13 A Comissão suscita algumas objecções quanto à admissibilidade do recurso da República Italiana. Os fundamentos de anulação invocados pelas recorrentes sobrepõem-se amplamente. Todavia, a República Italiana acusa igualmente a Comissão de erradamente ter dado início a dois processos formais de exame em vez de a um e, desse modo, ter alterado a natureza do processo administrativo que conduziu à adopção da decisão de 1997, de ter igualmente violado os n.os 2 e 3 do artigo 92._ do Tratado ao considerar o regime de 1988 incompatível com o direito comunitário em virtude de as condições que regulam o auxílio concedido nesse quadro infringirem outras disposições fundamentais do Tratado. Por sua vez, a SL alega que a decisão de 1997 é inválida porque ignora a aplicação da Directiva 90/684/CEE do Conselho, de 21 de Dezembro de 1990, relativa aos auxílios à construção naval (14).

14 Uma vez que os dois recursos se sobrepõem em grande parte, apenas tratarei separadamente os fundamentos distintos invocados pelas recorrentes e os argumentos da Comissão em matéria de admissibilidade.

III - Admissibilidade

A - O recurso da República Italiana (processo C-15/98)

i) Âmbito do pedido

15 A Comissão admite que o mesmo recurso possa comportar pedidos de anulação de diversos actos, mas que: i) o princípio geral é o de que apenas um único acto deve ser visado: o artigo 174._ do Tratado CE (actual artigo 231._ CE) e o artigo 19._ do Estatuto (CE) do Tribunal de Justiça referem um «acto» no singular; ii) quando a conexão é tal que é suficiente um único recurso, os fundamentos de recurso devem ser formulados de forma clara e precisa; iii) o Tribunal de Justiça admitiu que, em casos excepcionais, o mesmo recurso possa visar diversas decisões, mas apenas se forem paralelas de um ponto de vista processual, temporal e material, ou quando uma for a consequência lógica da outra, ou constitua uma etapa preliminar em relação à outra, o que se verifica no caso em apreço (15).

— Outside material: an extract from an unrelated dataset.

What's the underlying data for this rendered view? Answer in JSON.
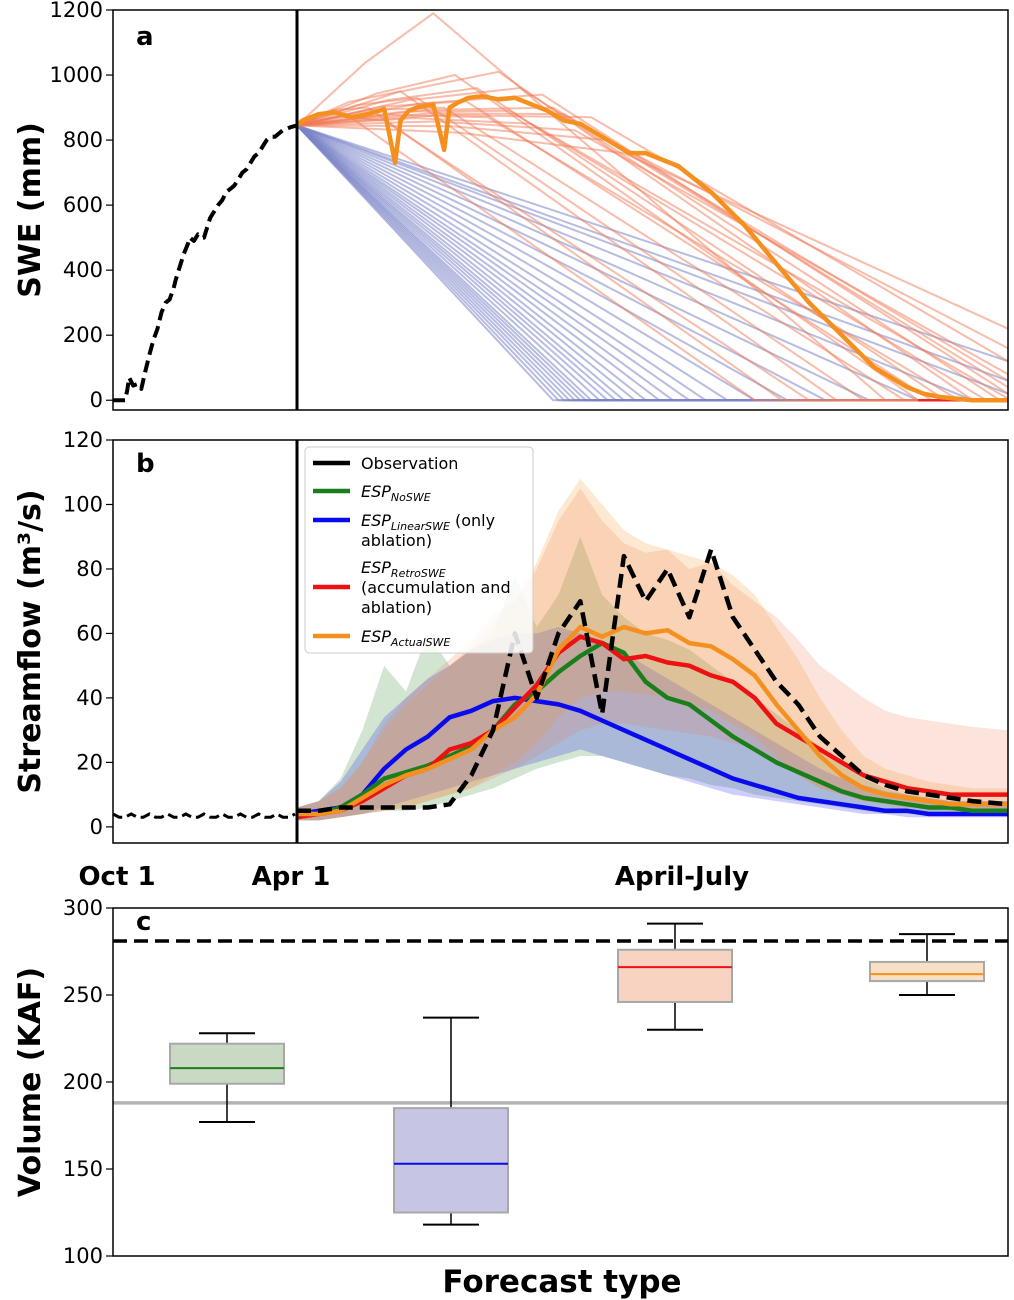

16 Em meu entender, o primeiro ponto não tem fundamento. A utilização do termo «acto» no singular no artigo 174._ do Tratado não pode ser decisiva, tendo em conta a utilização de «actos» no plural no artigo 173._ do Tratado. É mais apropriada uma abordagem de fundo.

17 A Comissão não contesta «a possibilidade de um único recurso que englobe» várias decisões (16). Partilho da sua opinião, segundo a qual deve existir, contudo, uma conexão suficiente entre esses actos para que o Tribunal de Justiça se possa sobre eles debruçar no âmbito de um único processo, que inclua as observações das partes, escritas ou orais, as conclusões do advogado-geral e o acórdão do Tribunal de Justiça.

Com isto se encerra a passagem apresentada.